There’s something special about adversity. The idea of withstanding pain and hardship leaves us tougher and ultimately more resilient in the end. A diamond forms under pressure, “what does not kill me makes me stronger” and so on. Meek Mill is living proof. Following a stretch of obstacles — including the fight for his very freedom — the Philly rapper emerges victorious and finds his voice on Championships (Atlantic Records).
“Gotta take advantage for all them cold nights I’ve been thru,” Meek shared on the eve of the release of his fourth studio album. Championships marks the bookend to a lengthy string of cold nights for the 31-year-old. In November 2017, he was sentenced for two to four years in state prison for violating probation in a nearly 10-year-old drug and gun case. Fans rallied behind him. #FreeMeek reverberated far beyond hip-hop, inciting a national discussion on the criminal justice system. “What’s happening to Meek Mill is just one example of how our criminal justice system entraps and harasses hundreds of thousands of black people every day,” JAY-Z wrote in an op-ed in the New York Times. In April, the rapper was released and granted bail. “While the past five months have been a nightmare, the prayers, visits, calls, letters and rallies have helped me stay positive,” he said in a statement to Billboard.
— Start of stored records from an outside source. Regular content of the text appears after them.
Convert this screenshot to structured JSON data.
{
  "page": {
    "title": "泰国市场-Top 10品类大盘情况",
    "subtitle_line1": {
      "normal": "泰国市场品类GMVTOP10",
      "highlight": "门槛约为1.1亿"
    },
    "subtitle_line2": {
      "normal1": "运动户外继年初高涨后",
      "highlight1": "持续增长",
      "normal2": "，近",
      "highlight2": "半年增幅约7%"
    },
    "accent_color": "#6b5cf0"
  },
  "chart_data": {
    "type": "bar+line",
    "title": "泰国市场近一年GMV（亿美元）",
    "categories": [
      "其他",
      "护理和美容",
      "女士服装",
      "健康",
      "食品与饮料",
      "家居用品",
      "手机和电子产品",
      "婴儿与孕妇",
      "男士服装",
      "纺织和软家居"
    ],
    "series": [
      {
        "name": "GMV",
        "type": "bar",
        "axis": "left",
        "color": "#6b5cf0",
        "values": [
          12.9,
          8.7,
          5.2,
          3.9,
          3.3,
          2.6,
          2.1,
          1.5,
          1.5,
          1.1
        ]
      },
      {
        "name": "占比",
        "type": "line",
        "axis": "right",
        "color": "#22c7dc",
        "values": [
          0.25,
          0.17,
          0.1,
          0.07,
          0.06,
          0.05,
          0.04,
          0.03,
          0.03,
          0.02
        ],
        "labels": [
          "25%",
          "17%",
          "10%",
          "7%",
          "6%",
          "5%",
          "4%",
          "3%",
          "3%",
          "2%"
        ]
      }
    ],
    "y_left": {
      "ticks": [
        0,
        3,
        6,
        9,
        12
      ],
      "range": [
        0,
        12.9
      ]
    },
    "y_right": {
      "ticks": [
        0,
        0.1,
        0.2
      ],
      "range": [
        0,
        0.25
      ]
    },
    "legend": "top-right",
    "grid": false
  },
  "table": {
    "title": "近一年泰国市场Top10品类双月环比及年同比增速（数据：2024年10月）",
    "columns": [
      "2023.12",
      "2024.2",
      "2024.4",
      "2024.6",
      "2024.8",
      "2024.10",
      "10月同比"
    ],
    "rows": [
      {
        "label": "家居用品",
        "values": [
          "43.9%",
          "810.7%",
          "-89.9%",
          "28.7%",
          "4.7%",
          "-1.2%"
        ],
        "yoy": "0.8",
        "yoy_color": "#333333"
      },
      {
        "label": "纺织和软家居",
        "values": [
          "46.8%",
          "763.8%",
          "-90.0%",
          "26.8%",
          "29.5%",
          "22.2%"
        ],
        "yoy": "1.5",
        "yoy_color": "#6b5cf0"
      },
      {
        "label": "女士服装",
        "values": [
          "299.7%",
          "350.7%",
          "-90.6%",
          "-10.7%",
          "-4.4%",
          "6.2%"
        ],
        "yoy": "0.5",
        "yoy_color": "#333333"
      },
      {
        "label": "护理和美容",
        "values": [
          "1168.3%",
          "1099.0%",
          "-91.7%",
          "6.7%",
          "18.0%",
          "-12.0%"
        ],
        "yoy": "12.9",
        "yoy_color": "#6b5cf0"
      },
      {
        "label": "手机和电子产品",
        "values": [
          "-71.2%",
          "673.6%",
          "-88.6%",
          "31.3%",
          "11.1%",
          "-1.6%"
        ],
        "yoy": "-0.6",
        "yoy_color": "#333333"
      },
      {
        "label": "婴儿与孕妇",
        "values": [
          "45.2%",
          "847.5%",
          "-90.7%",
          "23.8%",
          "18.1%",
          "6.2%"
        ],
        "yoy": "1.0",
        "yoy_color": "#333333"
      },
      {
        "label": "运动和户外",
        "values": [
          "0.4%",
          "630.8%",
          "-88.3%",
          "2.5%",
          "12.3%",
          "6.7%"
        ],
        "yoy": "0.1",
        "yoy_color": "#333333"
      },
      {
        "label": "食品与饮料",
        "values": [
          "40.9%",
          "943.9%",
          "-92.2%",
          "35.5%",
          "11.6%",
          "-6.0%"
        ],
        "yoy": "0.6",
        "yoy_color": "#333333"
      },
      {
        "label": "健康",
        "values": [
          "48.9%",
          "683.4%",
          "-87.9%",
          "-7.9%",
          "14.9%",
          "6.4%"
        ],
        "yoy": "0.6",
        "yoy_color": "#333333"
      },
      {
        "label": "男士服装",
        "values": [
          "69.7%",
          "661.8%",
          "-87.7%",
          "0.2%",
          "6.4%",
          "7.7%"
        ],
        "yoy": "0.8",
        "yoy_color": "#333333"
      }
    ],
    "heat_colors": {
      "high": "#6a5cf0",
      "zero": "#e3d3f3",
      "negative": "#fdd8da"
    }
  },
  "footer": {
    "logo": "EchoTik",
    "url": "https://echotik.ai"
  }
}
Meek tackles his darkest hour head-on in album opener “Trauma.” “My mama used to pray that she’d see me in Yale/ It’s fucked up she gotta see me in jail,” he laments. The rapper makes no bones about his issues with the embattled judge in his case, either. “And even worst, my judge black don’t wanna see me do well/ It’s either that or black people for sale/ Gave me two to four years like, ‘Fuck your life, meet me in hell,’” he raps.
Life comes at you fast. Streetwise and with commercial appeal, Meek was once among the top of his class. His “Dreams and Nightmares” was the soundtrack to his hometown. He dated Nicki Minaj and “did shit with Mariah.” Now, he takes a step back and muses how quickly his upward trajectory turned: “I went from selling out arenas, now shit, I’m on sale.” It’s a moment of humbling, real vulnerability from the usually ferocious rapper. Produced by Don Cannon, “Trauma” samples Barclay James Harvest’s “Taking Me Higher,” which hip-hop heads remember from Mobb Deep’s classic “Get Away.” It’s one of several clever samples that appear throughout the album. On “24/7” (with Ella Mai) share a sensual moment with assistance from Beyoncé’s “Me, Myself and I.”
Meek raps with the same fervor he’s always had, but there’s a discernable focus on Championships. He’s bridled his high-octane flow and is more clear-eyed. Incarceration has sparked a new purpose in him, as an activist and also as a man coming into his own. This is deeper than rap. We are witnessing the maturation of Meek Mill.
On “What’s Free,” which samples the Notorious B.I.G.’s “What’s Beef?”, Meek explores the parallels between incarceration and bondage. “I think they want me silenced/ Oh, say can you see, I don’t feel like I’m free/ Locked down in my cell, shackled from ankle to feet,” he raps. JAY-Z pulls up the rear on the track, which also features Rick Ross, by splendidly breaking down corporate slavery: “I’m 50 percent of D’usse and it’s debt-free/ 100% of Ace of Spades, worth half a B/Roc Nation, half of that, that’s my piece/Hunnid percent of Tidal to bust it up with my Gs.”
In what is very well contender for rap verse of the year, Jay appears to throw jabs at Kanye West for his recent pro-Trump rhetoric. “No red hat, don’t Michael and Prince me and Ye/ They separate you when you got Michael and Prince’s DNA,” he says. Later, he took to Twitter to explain that there were no hard feelings: “The line clearly meant don’t pit me against my brothers no matter what our differences are (red hat) now go pick up Meek album. Drake and Meek on there together,” he said.
The reunion of Meek and Drake is a high point of Championships. After squashing their beef onstage in September, the two extend a musical olive branch on “Going Bad,” flexing about their lavish lifestyles over a charged beat by Wheezy. Real life shit puts petty rap beef into perspective. It’s nice to see two grown men come together to just shoot the breeze on fun things: money, fancy cars and pretty women. Another standout moment is the energetic bop “On Me,” which features Cardi B stealing the show in perhaps her most confident rapping to date.
Meek Mill has made a signature of creating momentous album intros. The preamble to Championships is no exception. Meek breaks down his path to victory over Phil Collins’ “In the Air Tonight,” an introspective favorite of rappers. “We in the championship/ We was down 3-1,” he explains. Despite the odds, he made it. “Ooh, I just cashed out/ How the fuck you turn a bando to a glass house?/ How the fuck you get a two to four and bail out?” he asks.
No one ever expected Meek Mill to be here. Maybe not even him. The underdog is now the champ.